Yesus melakukan pengusiran setan menurut saya bukan hanya untuk menampilkan kemahakuasaan-Nya sebagai Anak Allah tetapi juga karena kasih-Nya kepada sesama. Yesus ingin mengembalikan orang kerasukan itu pada dirinya yang sebenarnya sehingga orang itu tidak tertindas, dipermalukan, dikucilkan bahkan dianggap seperti binatang buas. Tindakan ini merupakan tindakan yang dua arah, di satu sisi Ia bertindak sebagai yang berkuasa atas roh jahat dan di sisi lain ia adalah pembebas bagi manusia.
3.  Kisah penyembuhan yang dilakukan Petrus Kisah 3:1-10
Nats ini mengisahkan tentang penyembuhan yang dilakukan Petrus kepada orang yang lumpuh sejak lahirnya. Dalam ilmu hermeneutik ada berbagai bentuk metode tafsir yang bisa digunakan untuk memahami suatu teks. Tetapi saat ini saya tidak akan menggunakan secara rinci dan lengkap ayat pasal ini dengan menggunakan metode-metode tersebut melainkan saya akam melihat teks ini dengan paradigma teologi pembebasan.

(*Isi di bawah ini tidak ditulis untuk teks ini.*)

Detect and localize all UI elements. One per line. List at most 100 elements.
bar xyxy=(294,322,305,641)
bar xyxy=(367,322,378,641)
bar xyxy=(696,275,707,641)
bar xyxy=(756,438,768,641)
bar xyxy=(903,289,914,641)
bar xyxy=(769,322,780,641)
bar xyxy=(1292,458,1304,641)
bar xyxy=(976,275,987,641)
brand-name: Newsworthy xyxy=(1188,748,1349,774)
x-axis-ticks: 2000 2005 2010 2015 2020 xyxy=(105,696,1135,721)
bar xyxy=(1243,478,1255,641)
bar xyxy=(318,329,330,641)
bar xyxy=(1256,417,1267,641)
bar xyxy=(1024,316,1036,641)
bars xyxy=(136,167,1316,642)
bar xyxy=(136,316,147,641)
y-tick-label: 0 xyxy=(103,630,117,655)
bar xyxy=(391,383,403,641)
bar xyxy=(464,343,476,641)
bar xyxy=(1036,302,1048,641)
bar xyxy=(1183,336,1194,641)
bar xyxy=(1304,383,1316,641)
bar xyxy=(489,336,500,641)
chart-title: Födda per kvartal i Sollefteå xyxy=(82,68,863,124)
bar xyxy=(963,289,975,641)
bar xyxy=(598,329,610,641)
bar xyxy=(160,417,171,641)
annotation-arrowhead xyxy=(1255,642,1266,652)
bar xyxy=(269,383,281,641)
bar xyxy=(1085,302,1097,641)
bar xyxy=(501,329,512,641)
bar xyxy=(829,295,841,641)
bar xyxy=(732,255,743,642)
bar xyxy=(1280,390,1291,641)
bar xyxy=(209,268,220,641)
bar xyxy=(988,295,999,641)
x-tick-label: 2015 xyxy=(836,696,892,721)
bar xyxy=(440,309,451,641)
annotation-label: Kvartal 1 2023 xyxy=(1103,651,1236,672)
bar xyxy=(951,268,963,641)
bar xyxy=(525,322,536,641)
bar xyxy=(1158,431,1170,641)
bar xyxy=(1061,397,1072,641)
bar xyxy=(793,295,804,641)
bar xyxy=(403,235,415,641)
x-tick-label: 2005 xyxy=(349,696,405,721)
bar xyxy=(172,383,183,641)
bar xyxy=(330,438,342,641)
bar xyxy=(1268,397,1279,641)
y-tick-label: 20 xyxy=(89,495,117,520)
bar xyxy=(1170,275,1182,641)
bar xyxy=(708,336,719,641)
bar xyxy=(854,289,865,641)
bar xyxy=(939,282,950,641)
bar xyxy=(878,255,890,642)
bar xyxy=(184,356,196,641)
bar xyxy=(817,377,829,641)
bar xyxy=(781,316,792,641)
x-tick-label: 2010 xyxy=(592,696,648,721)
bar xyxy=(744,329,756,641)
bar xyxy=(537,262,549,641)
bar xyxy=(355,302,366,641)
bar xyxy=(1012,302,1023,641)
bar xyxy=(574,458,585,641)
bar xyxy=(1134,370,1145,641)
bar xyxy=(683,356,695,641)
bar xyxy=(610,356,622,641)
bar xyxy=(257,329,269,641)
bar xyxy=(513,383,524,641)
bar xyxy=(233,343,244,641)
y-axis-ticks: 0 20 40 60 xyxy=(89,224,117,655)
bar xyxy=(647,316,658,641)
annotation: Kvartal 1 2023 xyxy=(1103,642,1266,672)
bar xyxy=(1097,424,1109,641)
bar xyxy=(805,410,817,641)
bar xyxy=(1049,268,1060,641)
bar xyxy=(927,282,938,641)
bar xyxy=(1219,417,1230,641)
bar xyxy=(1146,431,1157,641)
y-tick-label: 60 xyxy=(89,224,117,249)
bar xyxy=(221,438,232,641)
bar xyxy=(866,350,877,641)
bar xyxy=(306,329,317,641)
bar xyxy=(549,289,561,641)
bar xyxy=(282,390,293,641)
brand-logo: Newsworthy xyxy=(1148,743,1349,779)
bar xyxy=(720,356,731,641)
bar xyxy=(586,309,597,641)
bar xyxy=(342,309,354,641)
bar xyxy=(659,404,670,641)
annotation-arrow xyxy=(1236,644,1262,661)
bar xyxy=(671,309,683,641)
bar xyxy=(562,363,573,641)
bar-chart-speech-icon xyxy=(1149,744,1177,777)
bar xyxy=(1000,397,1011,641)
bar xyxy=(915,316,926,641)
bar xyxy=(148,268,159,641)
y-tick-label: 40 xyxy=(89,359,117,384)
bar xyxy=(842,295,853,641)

Dalam konteks hidup zaman Yesus bahkan zaman perjanjian lama, orang miskin, orang cacat, kusta, buta, tuli, bisu dianggap menjijikan dan ditolak bahkan dikucilkan dalam masyarakat. Mereka harus berjuang sendiri dengan keras untuk mengahadapi stigma dan bertahan hidup. Petrus dengan iman teguh pada Yesus dan kuasa yang diberikan Yesus, membebaskan seseorang yang lumpuh sejak lahir. Yang Petrus lakukan merupakan sebuah pembebasan transformatif, sebab ia telah melakukan perubahan besar dalam hidup orang lumpuh itu. Ia mentransformasi keadaan fisik dari lumpuh menjadi bisa berjalan. Ia juga mentransformasi kehidupan sosial orang tersebut, dari yang dipandang hina dan berdosa menjadi orang yang layak diterima dalam masyarakat.

Kesimpulan
Setelah membahas singkat tentang dasar teologi pembebasan dalam perjanjian baru maka saya menyimpulkan, pembebasan selalu memiliki dua unsur yakni unsur spiritual dan sosial. Pembebasan yakni mendamaikan antara manusia dengan Allah (spiritual) dan mendamaikan relasi antara manusia dan manusia sehingga tidak terjadi ketimpangan sosial. Metode yang digunakan Yesus dalam membebaskan manusia adalah dengan mengajar. Tujuan dari ajaran Yesus adlah untuk menanamkan nilai-nilai baru bagi manusia agar manusia dapat berbenah menjadi lebih mengasihi seorang akan yang lain. Kondisi ini oleh saya dilihat sebagai sebuah upaya pembebasan gagasan. Artinya, manusia zaman itu telah terkungkung dalam gagasan atau ide atau strigma yang membatasi dirinya dengan sesama karena faktor-faktor tertentu. Ajaran Yesus sejatinya ingin membuka kungkungan itu agar manusia tidak terperangkap di dalamnya sehingga dapat menciptakan keseimbangan dalam masyarakat. Di Era ini, perlu juga pembebasan gagasan. Dari gagasan indivualistis menjadi sosialis. Dari hedonis  dan konsumtif menjadi ugahari. Dari nepotisme, korupsi dan kolusi menjadi transparan dan jujur. Sehingga pada satu titik nanti, akan terjadi keseimbangan sosial.